Workforce Trends in the U.S. Mining Industry

Issue
Workforce availability has become a significant problem for the domestic mining industry. Without an adequate workforce, the basic building blocks of the economy - energy and minerals - cannot be domestically produced. The new global emerging middle class will continue to create competition for mineral resources that will likely increase demand well into the future. However, it is unlikely that there will be sufficient skilled mine labor to satisfy this demand over the next 20 years. 

Energy Information Administration (EIA) projections have the mining industry growing by about 50,000 workers by 2019, however the industry will need 78,000 additional replacement workers due to retirement, for a total of 128,000 new positions by 2019. By 2029, more than half the current workforce will be retired and replaced (~221,000 workers) creating a skill and knowledge gap the industry may be challenged to accommodate. Finding and retaining skilled labor is likely to be a lasting problem for mining companies. 

Background 
Mining is a global business. The United States mining workforce is subject to many of the tidal forces that affect the industry outside the borders of the U.S. For instance, mine labor shortages in Australia can affect the domestic mine workforce if wages and other benefits in Australia and elsewhere exceed those in the U.S. Conversely, gaps in the U.S. mine workforce market may create a draw for foreign labor. 

Mining will be one of a handful of sectors that will add jobs at a fairly constant rate (11,000 to 13,000 per year) over the next 20 years driven by retirement of the current workforce and projected increase in demand for resource production. These will tend to be well-paying, relatively long-term jobs. On the downside, the U.S. may not presently have the skilled labor or educational base to meet the current resource demand, and the skilled labor that does exist may well be lured to places promising higher wages (Australia, Canada, etc.). 

There has been a steady decline in the number of mining and mineral engineering programs at U.S. colleges and universities from a high of 25 in 1982 to 14 in 2014. There has also been a corresponding decline in U.S. faculty (~120 in 1984 to ~70 in 2014) in these programs as well as a shortage of qualified candidates to fill these faculty vacancies. Federal funding of studies and research in mining has been drastically reduced and the dissolution of the former federal Bureau of Mines removed all funding for mining schools under the Mining and Mineral Resource Institutes Act of 1984. While there has been a noticeable increase in the number of graduates from mining and mineral engineering programs since 2004, it is doubtful that U.S. schools, as they are currently staffed, will be able to keep up as demand for qualified graduates has outstripped supply (Fig. 2). Unless this is corrected, the nation risks losing its capacity to provide new science and engineering professionals for the mining workforce.

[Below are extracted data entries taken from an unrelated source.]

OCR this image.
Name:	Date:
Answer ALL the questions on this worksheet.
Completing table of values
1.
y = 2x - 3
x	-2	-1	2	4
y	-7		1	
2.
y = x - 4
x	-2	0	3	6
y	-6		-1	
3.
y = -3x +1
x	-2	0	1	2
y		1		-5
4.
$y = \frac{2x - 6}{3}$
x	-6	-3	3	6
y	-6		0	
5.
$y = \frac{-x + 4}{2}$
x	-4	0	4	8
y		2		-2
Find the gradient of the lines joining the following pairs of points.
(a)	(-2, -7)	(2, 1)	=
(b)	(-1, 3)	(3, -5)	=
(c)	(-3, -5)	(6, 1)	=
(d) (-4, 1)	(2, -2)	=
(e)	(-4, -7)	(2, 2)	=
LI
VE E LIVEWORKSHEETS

SME Statement of Technical Position

  • The mining industry pays some of the highest wages in the U.S., according to the Bureau of Labor Statistics.
  • Mining labor constitutes less than one quarter of one percent of the available U.S. workforce; yet this small workforce is the starting point for a value chain that consistently contributes 13 to 14 percent of the U.S. economy. 
  • Based on BLS data modeled by EIA, the U.S. mining industry is projected to grow over at least the next ten years. In addition, industry retirements will create even more significant and immediate labor needs. 
  • A number of health and safety issues will likely result from this situation as younger, inexperienced employees fill open positions. 
  • In order to fill these jobs, the mining industry is often forced to turn to foreign schools or workers to fill the vacancies with qualified employees. 
  • The U.S. has an obligation to preserve and foster the human capital necessary for national economic, energy and minerals security. 
  • Federal support for U.S. mining schools is necessary to maintain qualified faculty and an educational pipeline to supply workers to meet a growing global minerals demand. 

Possible Legislative Remedies

   S. 1600 Critical Minerals Policy Act of 2013 

This legislation directs the Secretary of Labor to assess the domestic availability of technically trained personnel necessary for critical mineral assessment, production, manufacturing, recycling, analysis and forecasting, and to perform an analysis of skills deemed in the shortest supply and projected to be in short supply in the future. Further, it directs the Secretary and the National Science Foundation to conduct a joint competitive four-year grant program for institutions of higher education to implement integrated critical mineral education, training and workforce development programs. 

The Energy and Mineral Schools Reinvestment Act (EMSRA)

EMSRA would provide funds for existing programs at accredited petroleum and mining schools, applied geology and geophysics programs, and to individuals for degrees in petroleum and mining engineering, petroleum/mining geology and geophysics and mineral economics. All schools accepting the funds have a duty to increase the number of undergraduates enrolled in the supported programs and to produce more engineers, geologists and geophysicists for the petroleum and mining industries. All students receiving a scholarship have a duty to complete a degree program in energy and mineral resource geosciences or engineering.